Der Ort, die Menschen und …… das Wesentliche
Zu den Menschen, die die Teilung Deutschlands als beständigen Begleiter erlebt haben und den Ort der „Berliner Mauer“ ebenfalls, gehöre ich. Nach dem großen deutschen Ereignis war 1991 auf einem Teilstück dieser Mauer ein Zitat von Erich Fried zu lesen:
„Wer will, dass die Welt so bleibt, wie sie ist, will nicht, dass sie bleibt.“
Das Erleben einer solchen Veränderung kann den Sinn schärfen für das Wahrnehmen dessen, was jetzt ist. Schauen Sie sich mit mir ein wenig auf dem Schulgelände um, an dem Ort der Freien Waldorfschule Itzehoe.

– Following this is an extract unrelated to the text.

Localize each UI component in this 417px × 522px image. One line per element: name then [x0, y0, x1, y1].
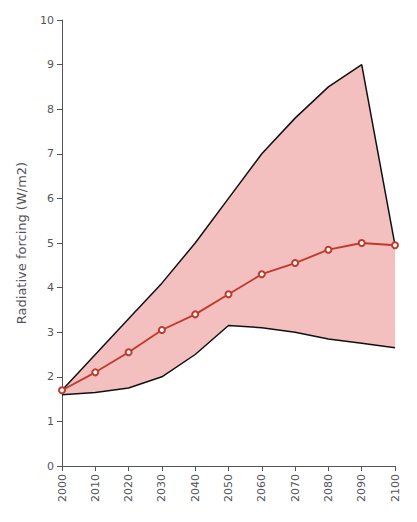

Neben allem, was hier schön und nützlich ist, was wir täglich genießen, gibt es einiges, das man übersieht, das man mit dem gewohnten Blick oder auf den ersten Blick nicht sehen kann.

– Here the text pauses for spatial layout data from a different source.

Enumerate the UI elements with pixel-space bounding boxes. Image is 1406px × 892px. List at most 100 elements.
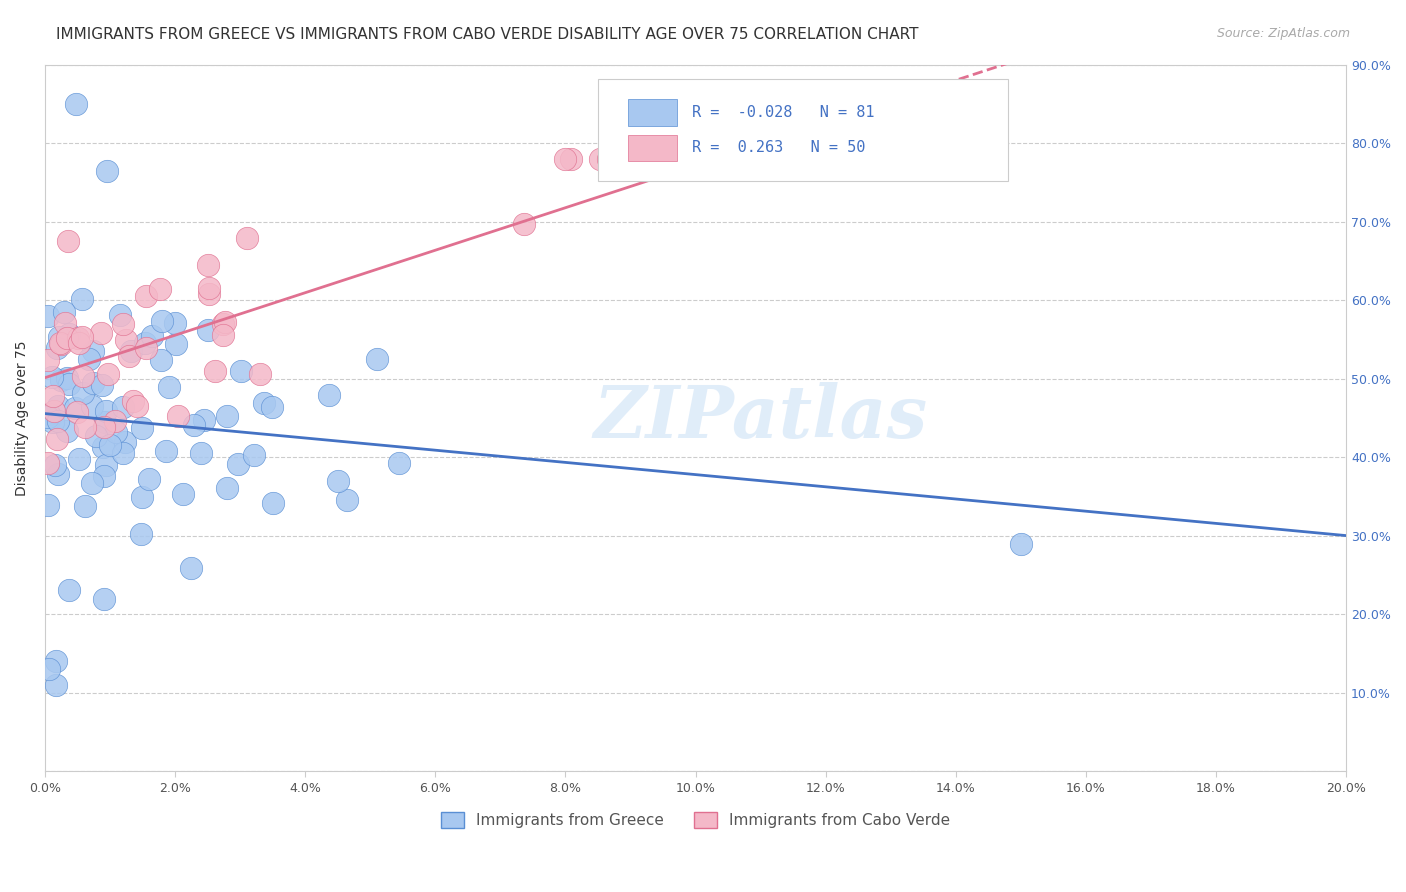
Point bbox=[86, 428, 108, 442]
Point bbox=[120, 343, 142, 358]
Point bbox=[80, 399, 103, 413]
Point bbox=[150, 314, 173, 328]
Point bbox=[41, 389, 63, 403]
Point bbox=[588, 152, 610, 166]
Point bbox=[197, 286, 219, 301]
Point bbox=[228, 457, 250, 471]
Point bbox=[93, 419, 115, 434]
Point bbox=[46, 399, 69, 413]
Point bbox=[211, 317, 233, 331]
Point bbox=[96, 403, 118, 417]
Point bbox=[53, 305, 76, 319]
Text: IMMIGRANTS FROM GREECE VS IMMIGRANTS FROM CABO VERDE DISABILITY AGE OVER 75 CORR: IMMIGRANTS FROM GREECE VS IMMIGRANTS FRO… bbox=[56, 27, 918, 42]
Bar bbox=[628, 135, 678, 161]
Point bbox=[37, 353, 59, 368]
Point bbox=[115, 333, 138, 347]
Point bbox=[131, 490, 153, 504]
Point bbox=[138, 472, 160, 486]
Point bbox=[157, 380, 180, 394]
Point bbox=[112, 317, 135, 331]
Point bbox=[513, 217, 536, 231]
Point bbox=[193, 413, 215, 427]
Point bbox=[90, 326, 112, 340]
Point bbox=[129, 527, 152, 541]
Point bbox=[38, 407, 60, 421]
Point bbox=[70, 293, 93, 307]
Point bbox=[37, 309, 59, 323]
Point bbox=[45, 432, 67, 446]
Point bbox=[262, 496, 284, 510]
Point bbox=[56, 424, 79, 438]
Point bbox=[198, 281, 221, 295]
Point bbox=[560, 152, 582, 166]
Point bbox=[149, 282, 172, 296]
Point bbox=[98, 438, 121, 452]
Point bbox=[180, 561, 202, 575]
Point bbox=[141, 329, 163, 343]
Point bbox=[46, 341, 69, 355]
Text: ZIPatlas: ZIPatlas bbox=[593, 383, 928, 453]
Point bbox=[82, 343, 104, 358]
Point bbox=[72, 385, 94, 400]
Point bbox=[56, 371, 79, 385]
Point bbox=[79, 351, 101, 366]
Point bbox=[114, 434, 136, 449]
Point bbox=[93, 591, 115, 606]
Point bbox=[67, 336, 90, 351]
Legend: Immigrants from Greece, Immigrants from Cabo Verde: Immigrants from Greece, Immigrants from … bbox=[434, 806, 956, 834]
Point bbox=[797, 152, 820, 166]
Point bbox=[94, 458, 117, 472]
Point bbox=[104, 414, 127, 428]
Point bbox=[118, 350, 141, 364]
Point bbox=[66, 331, 89, 345]
Point bbox=[336, 492, 359, 507]
Text: R =  0.263   N = 50: R = 0.263 N = 50 bbox=[692, 141, 865, 155]
Point bbox=[90, 377, 112, 392]
Point bbox=[70, 329, 93, 343]
Point bbox=[134, 335, 156, 350]
Point bbox=[45, 678, 67, 692]
Point bbox=[122, 393, 145, 408]
Point bbox=[49, 373, 72, 387]
Point bbox=[204, 364, 226, 378]
Point bbox=[37, 456, 59, 470]
Point bbox=[67, 452, 90, 467]
Point bbox=[214, 315, 236, 329]
Point bbox=[58, 583, 80, 598]
Point bbox=[55, 331, 77, 345]
Point bbox=[172, 486, 194, 500]
Point bbox=[131, 420, 153, 434]
Point bbox=[45, 654, 67, 668]
Point bbox=[49, 336, 72, 351]
Point bbox=[628, 152, 651, 166]
Point bbox=[49, 336, 72, 351]
Bar bbox=[628, 99, 678, 126]
Text: R =  -0.028   N = 81: R = -0.028 N = 81 bbox=[692, 105, 875, 120]
Point bbox=[104, 425, 127, 439]
Point bbox=[596, 152, 619, 166]
Point bbox=[190, 445, 212, 459]
Point bbox=[262, 401, 284, 415]
Point bbox=[65, 96, 87, 111]
Point bbox=[229, 364, 252, 378]
Point bbox=[125, 399, 148, 413]
Point bbox=[328, 475, 350, 489]
Point bbox=[700, 152, 723, 166]
Point bbox=[44, 458, 66, 472]
Point bbox=[112, 400, 135, 414]
Point bbox=[814, 152, 837, 166]
Text: Source: ZipAtlas.com: Source: ZipAtlas.com bbox=[1216, 27, 1350, 40]
Point bbox=[38, 662, 60, 676]
Point bbox=[63, 401, 86, 415]
Point bbox=[93, 468, 115, 483]
Point bbox=[37, 498, 59, 512]
Point bbox=[46, 414, 69, 428]
Point bbox=[73, 499, 96, 513]
Point bbox=[606, 152, 628, 166]
Point bbox=[150, 353, 173, 368]
Point bbox=[37, 410, 59, 425]
Point bbox=[58, 234, 80, 248]
Point bbox=[82, 376, 104, 390]
Point bbox=[155, 443, 177, 458]
Point bbox=[217, 409, 239, 424]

So vielleicht auch dieser Stein, der einen weiteren Stein als Sockel hat – niedrig, leicht zu übersehen und verwunderlich. Eine Fläche ist mit einer Art Symbol versehen, einem Kosmogramm. Brigitte Engelhorn hat ihn 2012 erstellt, nachdem sich 2011 einige Menschen intensiver mit unserem Schulort befasst hatten – diese Beschäftigung begann bereits im Jahr 2003 und hatte immer wieder Unterbrechungen und wechselnde Zusammensetzungen.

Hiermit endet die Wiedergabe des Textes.